For the 752 course project, you have two options: 1) implement at logic level some important and relatively complex subsystem of a modern processor; 2) evaluate a new idea or modest extension to prior work, or re-implement and re-evaluate a prior proposal, possibly within the context of new workloads or different simulators.
· You need to work in teams of 2-3 students. Smaller or larger teams must adjust the scope of their work to match the size of the team.
· You must submit a written project proposal (via the canvas dropbox) of up to two pages by midnight on Monday, October 30, 2017. The proposal must include the names of all team members, a summary of the proposed topic and a research plan that outlines how you will accomplish your goals. For a hardware implementation project, you must also describe your proposed testbench and validation methodology.
· Submit a 2-3 page progress report by midnight on November 22, 2017 using the . This must report your current progress on achieving the goals you set in your initial proposal, and how you will recover or reset your goals if you are behind.
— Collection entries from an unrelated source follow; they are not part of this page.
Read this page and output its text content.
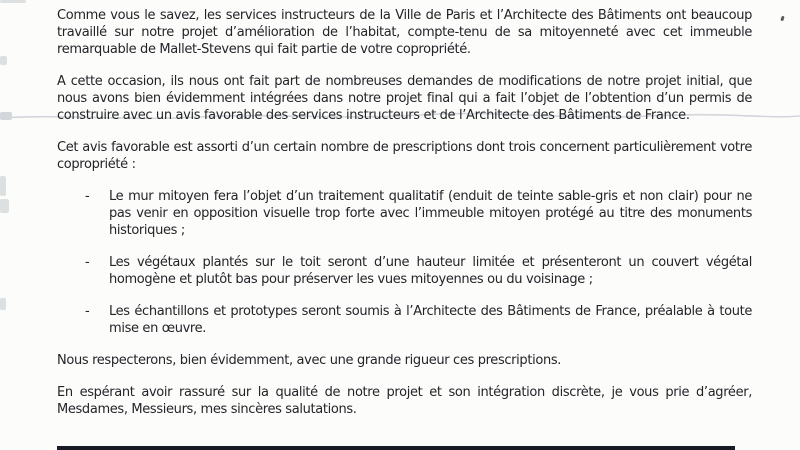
Comme vous le savez, les services instructeurs de la Ville de Paris et l’Architecte des Bâtiments ont beaucoup travaillé sur notre projet d’amélioration de l’habitat, compte-tenu de sa mitoyenneté avec cet immeuble remarquable de Mallet-Stevens qui fait partie de votre copropriété.

A cette occasion, ils nous ont fait part de nombreuses demandes de modifications de notre projet initial, que nous avons bien évidemment intégrées dans notre projet final qui a fait l’objet de l’obtention d’un permis de construire avec un avis favorable des services instructeurs et de l’Architecte des Bâtiments de France.

Cet avis favorable est assorti d’un certain nombre de prescriptions dont trois concernent particulièrement votre copropriété :

-	Le mur mitoyen fera l’objet d’un traitement qualitatif (enduit de teinte sable-gris et non clair) pour ne pas venir en opposition visuelle trop forte avec l’immeuble mitoyen protégé au titre des monuments historiques ;
-	Les végétaux plantés sur le toit seront d’une hauteur limitée et présenteront un couvert végétal homogène et plutôt bas pour préserver les vues mitoyennes ou du voisinage ;
-	Les échantillons et prototypes seront soumis à l’Architecte des Bâtiments de France, préalable à toute mise en œuvre.

Nous respecterons, bien évidemment, avec une grande rigueur ces prescriptions.

En espérant avoir rassuré sur la qualité de notre projet et son intégration discrète, je vous prie d’agréer, Mesdames, Messieurs, mes sincères salutations.
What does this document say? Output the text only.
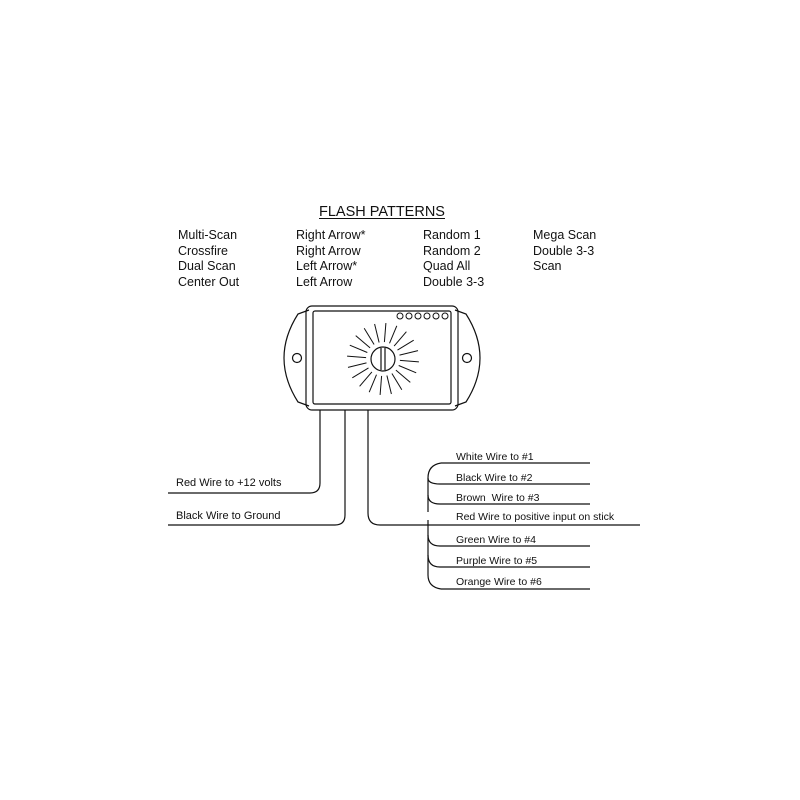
FLASH PATTERNS
Multi-Scan
Crossfire
Dual Scan
Center Out
Right Arrow*
Right Arrow
Left Arrow*
Left Arrow
Random 1
Random 2
Quad All
Double 3-3
Mega Scan
Double 3-3
Scan
Red Wire to +12 volts
Black Wire to Ground
White Wire to #1
Black Wire to #2
Brown  Wire to #3
Red Wire to positive input on stick
Green Wire to #4
Purple Wire to #5
Orange Wire to #6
· Prepare an oral presentation of approximately 25 min. (20 minutes presentation + 5 minutes for questions) for a scheduled slot during the last week of class. This should motivate the problem, describe what you did, and present some interesting results. Place your presentation slides in the canvas dropbox.
· Submit a detailed final report by midnight on December 13, 2017 using the canvas dropbox. This should detail all relevant information about your project at an appropriate level of detail. Neatness, organization, and quality of writing will all count towards your grade.
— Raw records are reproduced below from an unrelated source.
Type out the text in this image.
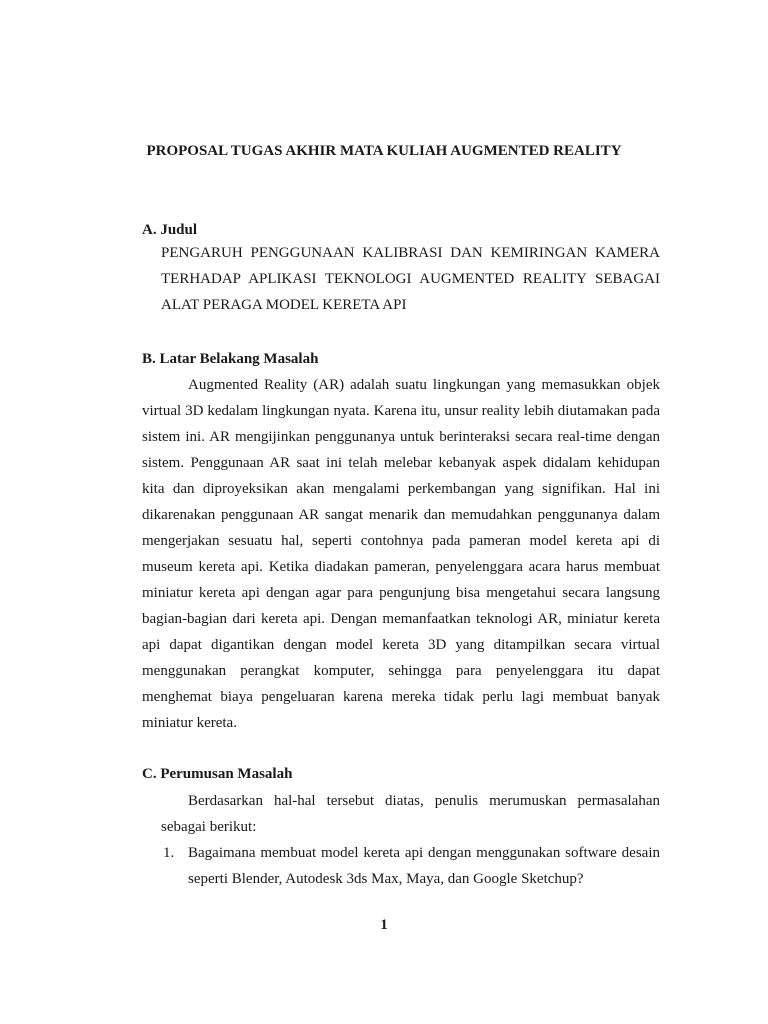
PROPOSAL TUGAS AKHIR MATA KULIAH AUGMENTED REALITY
A. Judul
PENGARUH PENGGUNAAN KALIBRASI DAN KEMIRINGAN KAMERA
TERHADAP APLIKASI TEKNOLOGI AUGMENTED REALITY SEBAGAI
ALAT PERAGA MODEL KERETA API
B. Latar Belakang Masalah
Augmented Reality (AR) adalah suatu lingkungan yang memasukkan objek
virtual 3D kedalam lingkungan nyata. Karena itu, unsur reality lebih diutamakan pada
sistem ini. AR mengijinkan penggunanya untuk berinteraksi secara real-time dengan
sistem. Penggunaan AR saat ini telah melebar kebanyak aspek didalam kehidupan
kita dan diproyeksikan akan mengalami perkembangan yang signifikan. Hal ini
dikarenakan penggunaan AR sangat menarik dan memudahkan penggunanya dalam
mengerjakan sesuatu hal, seperti contohnya pada pameran model kereta api di
museum kereta api. Ketika diadakan pameran, penyelenggara acara harus membuat
miniatur kereta api dengan agar para pengunjung bisa mengetahui secara langsung
bagian-bagian dari kereta api. Dengan memanfaatkan teknologi AR, miniatur kereta
api dapat digantikan dengan model kereta 3D yang ditampilkan secara virtual
menggunakan perangkat komputer, sehingga para penyelenggara itu dapat
menghemat biaya pengeluaran karena mereka tidak perlu lagi membuat banyak
miniatur kereta.
C. Perumusan Masalah
Berdasarkan hal-hal tersebut diatas, penulis merumuskan permasalahan
sebagai berikut:
1. Bagaimana membuat model kereta api dengan menggunakan software desain
seperti Blender, Autodesk 3ds Max, Maya, dan Google Sketchup?
1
· The project report must also include a statement of work that identifies the contributions of each individual on the team. This statement of work must reflect a team consensus and must be signed by all team members. I recommend that you structure this statement as a table with a row for each project milestone, a column for each team member, and the percentage contribution of each team member to each milestone in the entries in the table.
For hardware implementation options, here are some possible suggestions. Note that you are largely on your own for tool support with hardware projects, so you should probably rely on pre-existing familiarity with simulation and synthesis tools from prior research or coursework (e.g. ECE 551):
· Design a superscalar decoder for the x86 ISA (or a reasonable subset) with variable-length ops. You can start with an existing parallel decoder for the Z80 ISA that maps instructions of 1, 2, 3, or 4 bytes to 1-12 uops.
· Instruction fetch unit, including aggressive, pipelined (or overriding) branch predictor
· Implement an advanced branch prediction unit, either neural or TAGE. Evaluate area, power, delay. Start with proposals from latest CBP5.
· Implement tightly-coupled accelerators, e.g. hash map, heap manager, string, regex (see [Gope et al., ISCA 2017])
· Memory ordering buffer or load/store queue architecture that resolves memory RAW dependences, preferably using speculation. You can start with an existing store queue implementation in Verilog, and extend it with a load queue and control logic.
· A real issue queue, with wide issue, support for realistic instruction latencies, and recovery from speculative scheduling. Here also, we can provide an existing Verilog implementation as a starting point.
· Non-blocking interface to L2, including multiple MSHRs, replacement policy, load merging, etc.
· Implement a state-of-the art prefetcher. Start with winning designs from DPC-2 championship. Evaluate area, power, delay.
Instead, you can also work on any computer architecture-related topic pertinent to the course. I prefer that you come up with your own ideas of what you are interested in. Attached are some ideas if you get stuck. Note that many of these ideas are publishable.
· Set up and characterize SPEC2017 using gem5 and simpoints. Compare/contrast to SPEC2006.
· Investigate temporal coding for interconnects (see [Mishkin, ISLPED 2017]) vs. compression of data. Compression increases entropy, which increases toggle rates, so temporal coding may have a bigger payoff.
· Investigate some approximate computing technique, including concise loads and stores.
· Investigate low-precision matrix inverse in software and/or hardware.
· Investigate IoT workloads, benchmarks.
· Investigate accelerators for NFAs (see Cache Automaton, MICRO 2017).
· Investigate critical path prediction for load-to-store sequences. Start with Fields/Bodik/Hill work from early 2000s. Consider applications in timing speculation.
· Investigate unconventional uses for architectural techniques (branch prediction for EEG – Abhishek Bhattacharjee, MICRO 2017).
· Investigate quantization and sparsity for efficient neural network inference. See (many) recent papers from MICRO, ISCA, HPCA.
· Investigate use of power-gated core resources for prefetching. See CHARSTAR ISCA-2017 as starting point.
· Explore ARM machine learning library (ML and NE10). Examine viability of using many small/simple ARM cores to execute inference workloads, compare against accelerators. What about load balancing? Tail latency issues? Modify gem5 to model simple ARM cores (Cortex-M7).
· Deprioritizing loads that are likely to reference a block that already missed (to save energy). Please see Prof. Lipasti if you are interested in this idea.